Question: Can multiple repeats of simulation be aggregated to get better free energy estimates?

Gallicchio-Lab / AToM-OpenMM

OpenMM-based framework for absolute and relative binding free energy calculations with the Alchemical Transfer Method

Other

112 stars 31 forks source link

Question: Can multiple repeats of simulation be aggregated to get better free energy estimates? #94

Open hjuinj opened 3 weeks ago

hjuinj commented 3 weeks ago

Hi, if I launch multiple repeats from the same starting point for a simulation, does the AToM analysis procedure already support aggregating these runs together somehow to improve the free energy estimate?

Thank you.

egallicc commented 3 weeks ago

AToM-OpenMM does not do free energy analysis. The free energy analysis is done with external tools. In the examples, we provide an R script that uses UWHAM and a driver script called analyze.sh. The R script loads the r*/*.out output files. I think it can be easily modified to load data files from multiple simulations. Alternatively, try to concatenate the files using shell scripting. Either way, we recommend discarding the earlier portion of each replica trajectory to allow for equilibration.

hjuinj commented 3 weeks ago

Thanks @egallicc, sorry I did mean with the R wham analysis. It is good to know that this is possible.

So it seems this is not an approach you are trying in your lab. May I ask is there some other approach that you would recommend that could boost sampling given the same time budget but more compute?

egallicc commented 3 weeks ago

Running replicates is an excellent strategy, I think. It should boost convergence and yield good error estimates. We rarely find ourselves in your happy situation of a lot of hardware to deploy. It should take only a bit of scripting to automate it.

Additional replicas and running on multiple GPUs are other obvious alternatives to take advantage of the hardware.

hjuinj commented 3 weeks ago

Thanks for the swift response @egallicc.
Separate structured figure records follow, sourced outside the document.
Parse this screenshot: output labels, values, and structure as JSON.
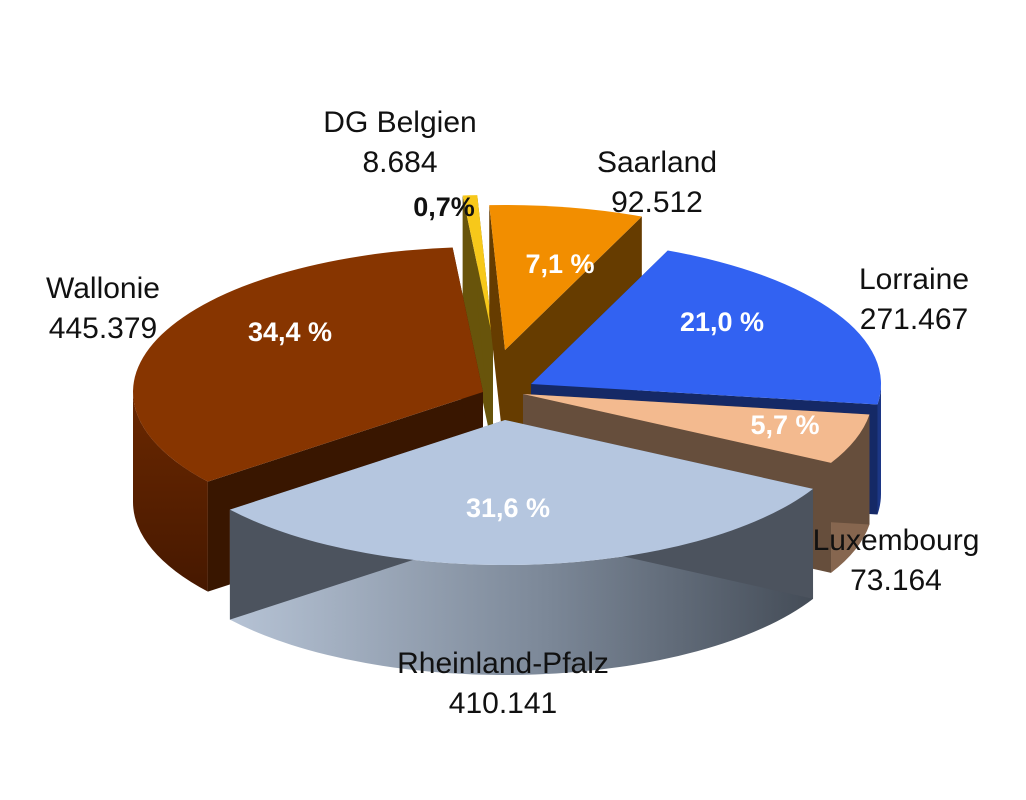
{
  "chart_data": {
    "type": "pie",
    "title": "",
    "colors": {
      "Saarland": "#f28e00",
      "Lorraine": "#3262f2",
      "Luxembourg": "#f3ba8f",
      "Rheinland-Pfalz": "#b5c6df",
      "Wallonie": "#873500",
      "DG Belgien": "#f7c81a"
    },
    "slices": [
      {
        "name": "Saarland",
        "value_label": "92.512",
        "value": 92512,
        "percent_label": "7,1 %",
        "percent": 7.1
      },
      {
        "name": "Lorraine",
        "value_label": "271.467",
        "value": 271467,
        "percent_label": "21,0 %",
        "percent": 21.0
      },
      {
        "name": "Luxembourg",
        "value_label": "73.164",
        "value": 73164,
        "percent_label": "5,7 %",
        "percent": 5.7
      },
      {
        "name": "Rheinland-Pfalz",
        "value_label": "410.141",
        "value": 410141,
        "percent_label": "31,6 %",
        "percent": 31.6
      },
      {
        "name": "Wallonie",
        "value_label": "445.379",
        "value": 445379,
        "percent_label": "34,4 %",
        "percent": 34.4
      },
      {
        "name": "DG Belgien",
        "value_label": "8.684",
        "value": 8684,
        "percent_label": "0,7%",
        "percent": 0.7
      }
    ]
  }
}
A follow up question: you mentioned above we ought to discard earlier portion of each replica to allow equilibration. If we run multiple repeats, can we just have one simulation that has the equilibration stage, and then spin multiple repeats from the same equilibrated point just to save some amount of compute?
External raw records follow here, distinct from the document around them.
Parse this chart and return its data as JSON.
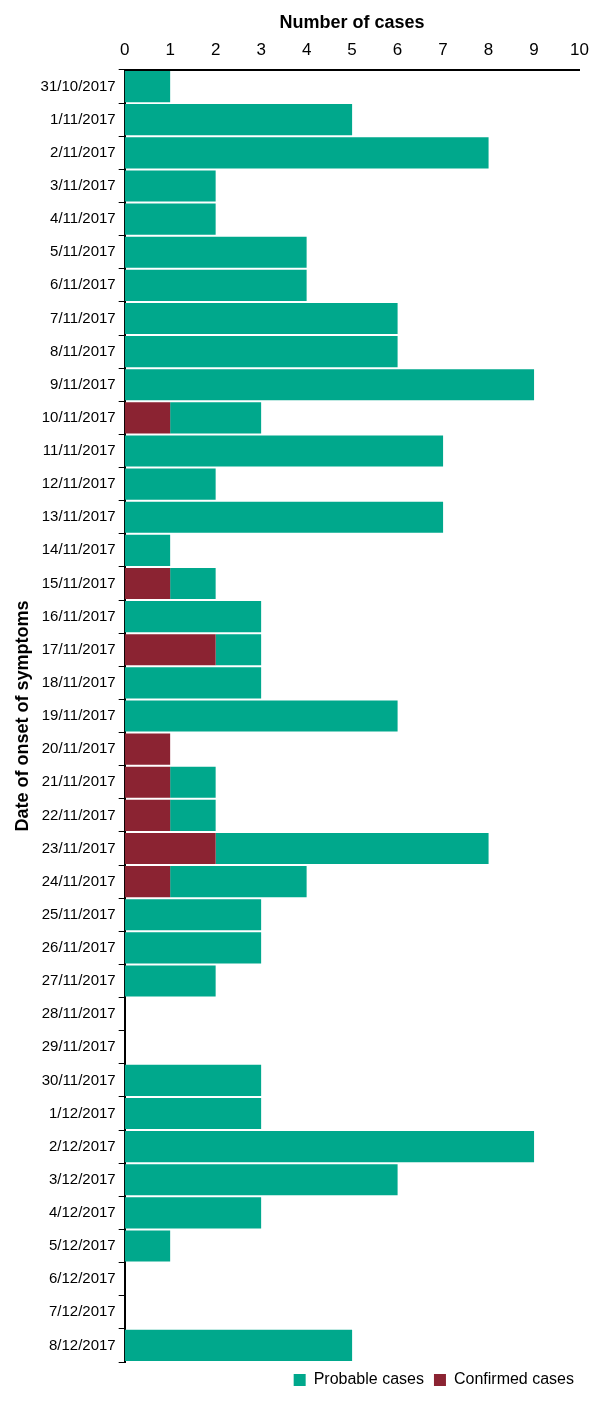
{
  "chart_data": {
    "type": "bar",
    "orientation": "horizontal",
    "stacked": true,
    "xlabel": "Number of cases",
    "ylabel": "Date of onset of symptoms",
    "categories": [
      "31/10/2017",
      "1/11/2017",
      "2/11/2017",
      "3/11/2017",
      "4/11/2017",
      "5/11/2017",
      "6/11/2017",
      "7/11/2017",
      "8/11/2017",
      "9/11/2017",
      "10/11/2017",
      "11/11/2017",
      "12/11/2017",
      "13/11/2017",
      "14/11/2017",
      "15/11/2017",
      "16/11/2017",
      "17/11/2017",
      "18/11/2017",
      "19/11/2017",
      "20/11/2017",
      "21/11/2017",
      "22/11/2017",
      "23/11/2017",
      "24/11/2017",
      "25/11/2017",
      "26/11/2017",
      "27/11/2017",
      "28/11/2017",
      "29/11/2017",
      "30/11/2017",
      "1/12/2017",
      "2/12/2017",
      "3/12/2017",
      "4/12/2017",
      "5/12/2017",
      "6/12/2017",
      "7/12/2017",
      "8/12/2017"
    ],
    "series": [
      {
        "name": "Confirmed cases",
        "color": "#8b2332",
        "values": [
          null,
          null,
          null,
          null,
          null,
          null,
          null,
          null,
          null,
          null,
          1,
          null,
          null,
          null,
          null,
          1,
          null,
          2,
          null,
          null,
          1,
          1,
          1,
          2,
          1,
          null,
          null,
          null,
          null,
          null,
          null,
          null,
          null,
          null,
          null,
          null,
          null,
          null,
          null
        ]
      },
      {
        "name": "Probable cases",
        "color": "#00a88c",
        "values": [
          1,
          5,
          8,
          2,
          2,
          4,
          4,
          6,
          6,
          9,
          2,
          7,
          2,
          7,
          1,
          1,
          3,
          1,
          3,
          6,
          null,
          1,
          1,
          6,
          3,
          3,
          3,
          2,
          null,
          null,
          3,
          3,
          9,
          6,
          3,
          1,
          null,
          null,
          5
        ]
      }
    ],
    "xlim": [
      0,
      10
    ],
    "xticks": [
      0,
      1,
      2,
      3,
      4,
      5,
      6,
      7,
      8,
      9,
      10
    ],
    "grid": false,
    "legend": "bottom right"
  }
}
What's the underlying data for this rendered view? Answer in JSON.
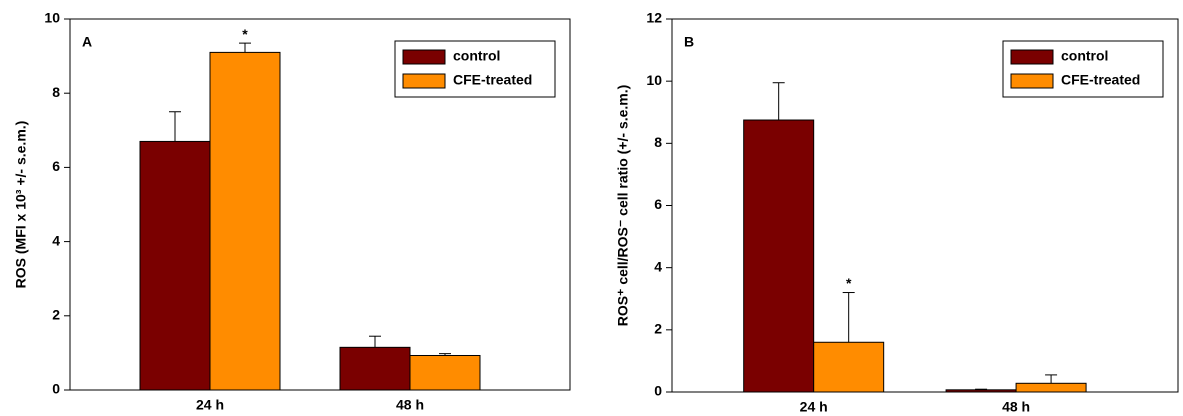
{
  "chart_data": [
    {
      "type": "bar",
      "panel_label": "A",
      "ylabel": "ROS (MFI x 10³ +/- s.e.m.)",
      "categories": [
        "24 h",
        "48 h"
      ],
      "series": [
        {
          "name": "control",
          "color": "#7a0000",
          "values": [
            6.7,
            1.15
          ],
          "errors": [
            0.8,
            0.3
          ]
        },
        {
          "name": "CFE-treated",
          "color": "#ff8c00",
          "values": [
            9.1,
            0.93
          ],
          "errors": [
            0.25,
            0.05
          ]
        }
      ],
      "annotations": [
        "*"
      ],
      "ylim": [
        0,
        10
      ],
      "yticks": [
        0,
        2,
        4,
        6,
        8,
        10
      ],
      "legend": "upper right"
    },
    {
      "type": "bar",
      "panel_label": "B",
      "ylabel": "ROS⁺ cell/ROS⁻ cell ratio (+/- s.e.m.)",
      "categories": [
        "24 h",
        "48 h"
      ],
      "series": [
        {
          "name": "control",
          "color": "#7a0000",
          "values": [
            8.75,
            0.07
          ],
          "errors": [
            1.2,
            0.02
          ]
        },
        {
          "name": "CFE-treated",
          "color": "#ff8c00",
          "values": [
            1.6,
            0.28
          ],
          "errors": [
            1.6,
            0.27
          ]
        }
      ],
      "annotations": [
        "*"
      ],
      "ylim": [
        0,
        12
      ],
      "yticks": [
        0,
        2,
        4,
        6,
        8,
        10,
        12
      ],
      "legend": "upper right"
    }
  ]
}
If so, is there some easy setting in the cntl file that can enable us to that? I am think of setting a short WALL_TIME for a single repeat run, and resume the simulation with long, production length WALL_TIME and with multiple repeats from that checkpoint file. Would this work?
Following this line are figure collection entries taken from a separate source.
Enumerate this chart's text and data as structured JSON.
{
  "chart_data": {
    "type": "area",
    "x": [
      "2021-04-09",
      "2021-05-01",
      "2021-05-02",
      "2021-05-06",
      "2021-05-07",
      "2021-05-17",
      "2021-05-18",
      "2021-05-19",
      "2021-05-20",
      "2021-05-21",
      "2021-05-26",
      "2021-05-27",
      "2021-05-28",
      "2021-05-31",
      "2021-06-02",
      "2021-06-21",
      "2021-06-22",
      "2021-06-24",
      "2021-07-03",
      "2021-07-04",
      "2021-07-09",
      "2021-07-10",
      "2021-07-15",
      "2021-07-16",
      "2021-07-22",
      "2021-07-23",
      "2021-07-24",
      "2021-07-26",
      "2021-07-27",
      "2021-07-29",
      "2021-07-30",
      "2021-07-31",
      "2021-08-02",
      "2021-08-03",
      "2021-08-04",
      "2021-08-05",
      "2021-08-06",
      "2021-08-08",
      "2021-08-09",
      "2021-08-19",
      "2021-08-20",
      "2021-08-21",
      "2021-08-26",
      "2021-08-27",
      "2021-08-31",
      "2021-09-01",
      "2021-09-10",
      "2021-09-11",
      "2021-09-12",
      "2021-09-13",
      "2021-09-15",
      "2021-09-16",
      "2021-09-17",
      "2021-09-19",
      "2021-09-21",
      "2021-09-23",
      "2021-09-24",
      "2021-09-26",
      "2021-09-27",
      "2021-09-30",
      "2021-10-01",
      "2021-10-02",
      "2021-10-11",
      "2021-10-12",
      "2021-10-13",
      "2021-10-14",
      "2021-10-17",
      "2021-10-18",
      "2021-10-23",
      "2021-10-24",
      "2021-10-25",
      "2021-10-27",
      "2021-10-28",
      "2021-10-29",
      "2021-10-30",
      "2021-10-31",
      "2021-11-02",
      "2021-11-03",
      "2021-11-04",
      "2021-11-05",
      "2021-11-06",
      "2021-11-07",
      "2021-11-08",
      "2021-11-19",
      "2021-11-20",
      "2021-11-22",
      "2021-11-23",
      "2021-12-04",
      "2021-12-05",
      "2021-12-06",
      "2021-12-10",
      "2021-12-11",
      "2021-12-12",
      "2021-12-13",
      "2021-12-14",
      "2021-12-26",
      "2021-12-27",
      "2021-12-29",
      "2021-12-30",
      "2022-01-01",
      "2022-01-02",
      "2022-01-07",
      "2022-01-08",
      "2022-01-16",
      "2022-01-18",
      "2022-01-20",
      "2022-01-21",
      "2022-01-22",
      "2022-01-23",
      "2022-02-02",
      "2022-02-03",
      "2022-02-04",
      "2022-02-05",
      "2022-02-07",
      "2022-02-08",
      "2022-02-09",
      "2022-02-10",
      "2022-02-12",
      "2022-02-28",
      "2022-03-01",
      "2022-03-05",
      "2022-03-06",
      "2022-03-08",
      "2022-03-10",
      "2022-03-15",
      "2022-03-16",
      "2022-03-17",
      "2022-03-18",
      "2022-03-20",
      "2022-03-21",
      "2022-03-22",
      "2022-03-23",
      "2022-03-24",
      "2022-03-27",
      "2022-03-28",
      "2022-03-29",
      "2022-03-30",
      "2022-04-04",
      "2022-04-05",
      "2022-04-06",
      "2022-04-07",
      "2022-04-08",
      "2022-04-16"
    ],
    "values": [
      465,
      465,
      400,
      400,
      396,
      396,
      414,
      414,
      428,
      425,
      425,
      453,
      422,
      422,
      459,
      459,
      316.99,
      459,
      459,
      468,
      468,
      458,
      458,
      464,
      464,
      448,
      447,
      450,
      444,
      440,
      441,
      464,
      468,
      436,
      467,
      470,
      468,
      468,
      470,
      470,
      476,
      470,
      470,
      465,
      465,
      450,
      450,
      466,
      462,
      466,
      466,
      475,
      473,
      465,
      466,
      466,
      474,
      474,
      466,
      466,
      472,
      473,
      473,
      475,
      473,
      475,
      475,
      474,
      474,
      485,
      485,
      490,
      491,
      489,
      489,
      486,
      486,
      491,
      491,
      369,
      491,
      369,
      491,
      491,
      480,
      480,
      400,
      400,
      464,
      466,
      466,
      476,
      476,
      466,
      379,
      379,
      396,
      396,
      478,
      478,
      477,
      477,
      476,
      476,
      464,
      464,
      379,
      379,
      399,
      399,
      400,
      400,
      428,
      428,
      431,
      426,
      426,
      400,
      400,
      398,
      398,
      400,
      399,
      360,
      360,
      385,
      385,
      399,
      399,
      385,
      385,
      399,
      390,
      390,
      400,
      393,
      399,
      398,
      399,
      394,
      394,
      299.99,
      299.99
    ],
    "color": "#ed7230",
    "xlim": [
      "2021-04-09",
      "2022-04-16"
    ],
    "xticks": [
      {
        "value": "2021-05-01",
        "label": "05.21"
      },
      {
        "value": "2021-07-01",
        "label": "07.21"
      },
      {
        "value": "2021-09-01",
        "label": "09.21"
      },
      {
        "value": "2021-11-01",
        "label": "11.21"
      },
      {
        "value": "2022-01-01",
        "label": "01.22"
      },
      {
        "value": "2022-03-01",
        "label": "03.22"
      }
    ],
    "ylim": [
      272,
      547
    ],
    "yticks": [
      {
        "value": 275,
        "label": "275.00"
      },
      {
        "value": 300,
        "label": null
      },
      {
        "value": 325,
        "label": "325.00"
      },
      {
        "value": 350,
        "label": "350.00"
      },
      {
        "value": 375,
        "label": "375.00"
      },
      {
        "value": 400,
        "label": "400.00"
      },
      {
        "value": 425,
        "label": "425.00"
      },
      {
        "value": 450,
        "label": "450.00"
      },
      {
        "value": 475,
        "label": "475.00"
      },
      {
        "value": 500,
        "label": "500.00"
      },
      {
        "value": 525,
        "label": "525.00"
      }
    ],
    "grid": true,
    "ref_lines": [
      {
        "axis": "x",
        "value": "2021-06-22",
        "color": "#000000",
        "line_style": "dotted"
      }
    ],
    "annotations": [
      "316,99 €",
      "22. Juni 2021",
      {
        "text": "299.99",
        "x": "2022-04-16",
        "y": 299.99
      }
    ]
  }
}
egallicc commented 3 weeks ago

I am not sure. Yours is a research question that would take some effort to test. Would the convergence rate per unit of compute cost be improved by running replicates starting from one starting point (however equilibrated) and collecting all their data, or would it be better to let replicates wander away from each other before collecting their data? The answer is probably system-dependent, and the optimal settings are likely somewhere between these extremes. The AToM-OpenMM settings in the control file are general enough to craft all kinds of replicate spawning mechanisms.